Nos invita a un ejercicio de reflexión sobre la ceguera, por un lado, y a ser testigos directos, por otro, de una intensa y sorprendente historia de amor que está vinculada a la intimidad de unos personajes que han conseguido un uso fundamental de la palabra.

Viene avalada por una de las grandes realizadoras actuales, Naomi Kawase, que añade con este largometraje un relevante título a su filmografía, fruto de haber nutrido la misma con películas de la categoría de Una pastelería en Tokio, Aguas tranquilas y El bosque del luto. Si bien su afán por reproducir este universo adolece de un esquema un tanto frío, la poesía de la realizadora no sufre desgarros en un producto tan elaborado y a veces fascinante.

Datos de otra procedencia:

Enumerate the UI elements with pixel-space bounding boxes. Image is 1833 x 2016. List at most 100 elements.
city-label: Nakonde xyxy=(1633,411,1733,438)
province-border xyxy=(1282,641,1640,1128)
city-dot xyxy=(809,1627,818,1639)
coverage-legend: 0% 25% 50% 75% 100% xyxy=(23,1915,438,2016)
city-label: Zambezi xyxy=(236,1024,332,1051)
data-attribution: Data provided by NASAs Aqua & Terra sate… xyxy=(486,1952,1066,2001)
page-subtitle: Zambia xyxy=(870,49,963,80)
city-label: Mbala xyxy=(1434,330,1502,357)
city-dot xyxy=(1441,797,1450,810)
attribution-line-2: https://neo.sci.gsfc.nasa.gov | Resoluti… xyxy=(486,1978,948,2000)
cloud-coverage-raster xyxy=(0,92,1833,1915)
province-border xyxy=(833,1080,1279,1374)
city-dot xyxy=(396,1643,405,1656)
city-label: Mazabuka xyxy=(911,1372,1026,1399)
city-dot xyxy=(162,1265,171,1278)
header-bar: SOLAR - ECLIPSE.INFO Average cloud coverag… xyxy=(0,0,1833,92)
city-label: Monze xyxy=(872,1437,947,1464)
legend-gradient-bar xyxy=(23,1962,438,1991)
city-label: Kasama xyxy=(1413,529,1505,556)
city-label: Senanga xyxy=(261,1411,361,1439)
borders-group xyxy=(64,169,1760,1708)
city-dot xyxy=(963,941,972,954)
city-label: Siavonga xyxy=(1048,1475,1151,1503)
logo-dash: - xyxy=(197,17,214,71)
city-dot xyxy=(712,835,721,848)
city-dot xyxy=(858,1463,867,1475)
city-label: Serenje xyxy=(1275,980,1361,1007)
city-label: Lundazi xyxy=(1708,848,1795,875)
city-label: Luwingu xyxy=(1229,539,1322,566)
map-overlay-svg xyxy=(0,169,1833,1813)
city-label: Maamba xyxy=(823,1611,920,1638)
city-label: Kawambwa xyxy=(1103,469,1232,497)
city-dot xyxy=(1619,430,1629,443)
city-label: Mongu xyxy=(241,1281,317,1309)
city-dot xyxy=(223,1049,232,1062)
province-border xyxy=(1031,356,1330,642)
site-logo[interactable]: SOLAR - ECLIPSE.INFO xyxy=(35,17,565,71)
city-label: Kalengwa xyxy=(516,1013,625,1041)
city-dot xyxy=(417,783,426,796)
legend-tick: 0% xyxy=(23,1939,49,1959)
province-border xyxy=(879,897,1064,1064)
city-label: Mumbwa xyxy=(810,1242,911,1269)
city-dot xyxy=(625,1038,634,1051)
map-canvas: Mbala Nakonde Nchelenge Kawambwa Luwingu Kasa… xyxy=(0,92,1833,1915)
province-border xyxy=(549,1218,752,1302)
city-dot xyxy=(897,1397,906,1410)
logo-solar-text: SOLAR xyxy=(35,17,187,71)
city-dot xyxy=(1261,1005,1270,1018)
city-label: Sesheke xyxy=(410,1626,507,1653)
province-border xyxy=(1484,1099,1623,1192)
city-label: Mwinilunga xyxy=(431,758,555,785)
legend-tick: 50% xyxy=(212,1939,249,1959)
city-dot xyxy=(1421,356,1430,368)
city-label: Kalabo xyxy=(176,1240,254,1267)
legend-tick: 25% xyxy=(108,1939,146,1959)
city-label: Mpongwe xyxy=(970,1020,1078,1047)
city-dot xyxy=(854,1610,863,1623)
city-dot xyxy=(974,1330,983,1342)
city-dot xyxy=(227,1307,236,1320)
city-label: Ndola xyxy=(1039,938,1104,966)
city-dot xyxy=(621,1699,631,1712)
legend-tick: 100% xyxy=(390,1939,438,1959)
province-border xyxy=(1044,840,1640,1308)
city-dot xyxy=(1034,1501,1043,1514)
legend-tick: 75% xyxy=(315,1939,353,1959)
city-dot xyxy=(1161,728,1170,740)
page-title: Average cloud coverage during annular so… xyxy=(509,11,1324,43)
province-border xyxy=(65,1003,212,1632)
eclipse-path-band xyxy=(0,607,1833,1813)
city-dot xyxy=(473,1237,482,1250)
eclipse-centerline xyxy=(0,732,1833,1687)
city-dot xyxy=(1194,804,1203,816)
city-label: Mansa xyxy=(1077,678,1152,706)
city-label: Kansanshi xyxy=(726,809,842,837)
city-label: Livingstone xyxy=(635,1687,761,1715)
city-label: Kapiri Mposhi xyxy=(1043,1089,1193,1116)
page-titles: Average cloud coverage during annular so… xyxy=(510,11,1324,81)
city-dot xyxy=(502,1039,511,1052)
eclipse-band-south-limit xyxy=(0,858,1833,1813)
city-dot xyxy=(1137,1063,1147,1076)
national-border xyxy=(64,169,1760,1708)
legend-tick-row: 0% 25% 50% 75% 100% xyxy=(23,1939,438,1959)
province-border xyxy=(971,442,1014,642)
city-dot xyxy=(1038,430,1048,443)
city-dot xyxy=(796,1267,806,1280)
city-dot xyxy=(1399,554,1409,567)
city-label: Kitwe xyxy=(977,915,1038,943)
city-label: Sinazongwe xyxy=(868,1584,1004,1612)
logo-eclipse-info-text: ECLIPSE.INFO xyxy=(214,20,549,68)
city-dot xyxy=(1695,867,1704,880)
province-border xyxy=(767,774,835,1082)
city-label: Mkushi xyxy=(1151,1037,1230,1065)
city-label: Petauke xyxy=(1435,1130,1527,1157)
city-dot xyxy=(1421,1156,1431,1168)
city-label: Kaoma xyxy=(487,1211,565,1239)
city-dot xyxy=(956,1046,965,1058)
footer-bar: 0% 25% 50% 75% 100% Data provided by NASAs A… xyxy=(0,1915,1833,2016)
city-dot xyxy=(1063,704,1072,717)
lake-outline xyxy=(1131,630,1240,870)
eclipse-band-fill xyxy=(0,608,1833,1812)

La joven Misako se siente a gusto efectuando un trabajo que le permite abrir accesos vedados a una parte de la sociedad que ha sufrido el terrible trance de perder la vista. Se dedica a hacer adaptaciones para ciegos de las películas, «mostrando» con palabras muy precisas todo lo que revelan los fotogramas. Un trabajo que permite el imposible de que aquellas personas que no ven, puedan entrar de lleno en un escenario totalmente ajeno.

En este afán hará amistad primero y sentará las bases de un idilio más tarde al conocer a un famoso fotógrafo que forma parte del grupo de invidentes que están interesados en leer el cine. Se llama Nakamori, es bastante mayor que ella, y aunque no es totalmente ciego apenas puede vislumbrar unos tenues rayos de luz.

La cinta cobra de este modo una especial dimensión poética que fortalece la segunda mitad, superior en respuesta narrativa a una media hora inicial que es demasiado limitada en vitalidad y que puede extraviarse en el seno de una parquedad y de una carestía de sentimientos exagerada. Queda la clase y el sentido poético de la autora, que no es poco, pero emitido con cuenta gotas.